I do not call you servants any longer, because the servant does not know what the master is doing; but I have called you friends, because I have made known to you everything that I have heard from my Father. You did not choose me but I chose you. And I appointed you to go and bear fruit, fruit that will last, so that the Father will give you whatever you ask him in my name. John 15:15-16 (NRSV)

For Jesus, the teacher of discipleship, the goal was maturity and the mark of maturity is fruitfulness. Listen to this: He also said, I no longer call you servants but I have called you friends! In friendship there is a kind of mutuality, a sharing of concern and opportunity that is simply impossible when one is mature and the other remains in immaturity. Jesus’ goal in discipleship is maturity.

Momma, that is your mission too! Momma’s mission is to grow the child form a state of immature dependence to a mature mutuality where the mother and child can call one another “friends.”

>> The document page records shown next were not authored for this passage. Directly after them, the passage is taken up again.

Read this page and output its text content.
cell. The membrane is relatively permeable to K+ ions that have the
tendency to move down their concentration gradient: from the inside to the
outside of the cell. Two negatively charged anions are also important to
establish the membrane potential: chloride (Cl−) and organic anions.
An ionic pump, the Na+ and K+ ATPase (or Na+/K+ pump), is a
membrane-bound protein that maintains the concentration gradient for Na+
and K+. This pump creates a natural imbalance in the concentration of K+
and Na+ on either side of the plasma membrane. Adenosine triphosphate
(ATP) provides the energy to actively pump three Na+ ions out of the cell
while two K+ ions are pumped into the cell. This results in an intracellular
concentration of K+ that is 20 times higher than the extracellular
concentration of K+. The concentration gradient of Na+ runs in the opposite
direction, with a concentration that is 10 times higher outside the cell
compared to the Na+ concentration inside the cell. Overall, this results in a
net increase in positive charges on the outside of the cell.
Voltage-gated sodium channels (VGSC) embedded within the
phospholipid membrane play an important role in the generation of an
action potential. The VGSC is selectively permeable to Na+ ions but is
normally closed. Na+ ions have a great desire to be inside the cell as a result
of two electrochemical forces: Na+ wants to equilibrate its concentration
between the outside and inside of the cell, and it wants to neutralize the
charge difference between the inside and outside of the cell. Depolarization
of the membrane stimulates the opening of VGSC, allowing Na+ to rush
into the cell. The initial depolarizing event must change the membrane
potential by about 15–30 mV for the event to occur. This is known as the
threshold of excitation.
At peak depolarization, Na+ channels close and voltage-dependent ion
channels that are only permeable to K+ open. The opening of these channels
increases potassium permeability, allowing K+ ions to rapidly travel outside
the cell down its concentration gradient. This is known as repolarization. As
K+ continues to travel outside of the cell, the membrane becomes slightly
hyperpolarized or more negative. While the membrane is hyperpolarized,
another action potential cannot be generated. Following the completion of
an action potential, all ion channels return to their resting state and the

And, in becoming friends, Momma’s mission is to prepare the child for fruitful living. If the child never makes the break to maturity, if the child never makes the break to fruitfulness then something has gone wrong.

In this graduation season, some of the mother’s here are suffering from their own success. The child is graduating and planning to move to the next stop in life and in the process is leaving home and the parent’s hearts are breaking. Something precious is being lost, that at-home, close-by, parent-child relationship. You have every right to be sad. Something precious is being lost, changed, and the loss is not comfortable.

But I offer to you what I was led one night to say to my first child. The only thing worse than you growing up is if you did not! When the child grows up, there is an element of sadness for the parents and child. When the child cannot grow up, there is tragedy. A mighty potential has been lost.

What I have just done, either for you or to you, is use Jesus’ relationship with his disciples as a model for parenthood. I think that it fits as long as you remember that you are not Jesus and neither was your mother! Momma, Pappa, let me clear; perfection is not an option! We are all dependent upon God’s grace and pardon and we will forever be.

As you walk the journey to maturity with your children, be patient with all of you. What really matters is the love that you have for one another. Even Jesus said at the end of our scripture today, “This is my command: Love each other.”

When in doubt, love. When in doubt, forgive and start over again. When in doubt, be there and trust that God will be there too.